Strehler e gli angeli di Swedenborg

in Novità/Teatro
Immagine dell'articolo Strehler e gli angeli di Swedenborg

Vi proponiamo un articolo che rende omaggio al Giorgio Strehler, il regista teatrale che ha portato gli angeli di Swedenborg sul palcoscenico. La sua opera rappresenta un cielo di stelle fisse che rimane come luminoso patrimonio del teatro del novecento.

Swedenborg vedeva gli angeli a Parigi; Strehler li vedeva, e li faceva vedere, sul palcoscenico. Il paio di ali erano le luci, i gesti, le parole. Dalla parte della platea si viveva tutto lo stupore e la partecipazione nei confronti di quella grande magia, di quell’abracadabra, che portava alla realtà l’universale della poesia. Non per nulla il suo stile è stato definito realismo poetico. In lui si agitava un daimon di socratica memoria, o, meglio ancora, una divinità che cercava di parlare attraverso la metafora dell’umano. Si collocava proprio lì, ai bordi dell’indicibile, sfidando la parola a rompere la trappola degli specchi, dell’eterno rimando a se stessa. Piuttosto il verbo strehleriano è sempre stato una freccia puntata contro il cielo, il pugno verso l’alto del Beethoven sul letto di morte, il gesto di Prometeo pronto a violare la legge di Zeus. È stato un alchimista dell’umanesimo.

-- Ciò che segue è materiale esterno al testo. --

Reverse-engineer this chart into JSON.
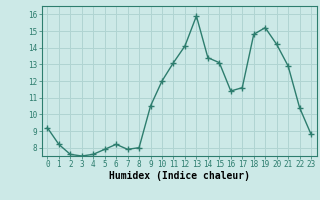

Ha avuto la capacità di cercare pervicacemente, e di trovare, la pietra filosofale in grado di tramutare il piombo del prosaico nell’oro lirico. La parola umanesimo non è casuale, per un regista che si candida ad essere l’estrema propaggine di un sentimento rinascimentale, di una presenza umana collocata nel mezzo del cosmo e della conoscenza universale. L’eterno impasse della tragedia, la strada senza uscita, il cul de sac ha trovato, in lui, una soluzione alternativa. Se il meccanismo, di stampo musicale, di tensione e risoluzione, di hybris e dike, ovvero di ascesa e caduta, aveva dominato la scena da 25 secoli, ecco improvvisamente che un uomo di teatro trova il sistema di ingannare questo sistema, di modulare, come nei temi wagneriani, di cambiare tonalità, per dare l’impressione che l’apice sia sempre un po’ più in là. Il carretto dello spettacolo dei Giganti viene distrutto dal sipario alla fine dello spettacolo.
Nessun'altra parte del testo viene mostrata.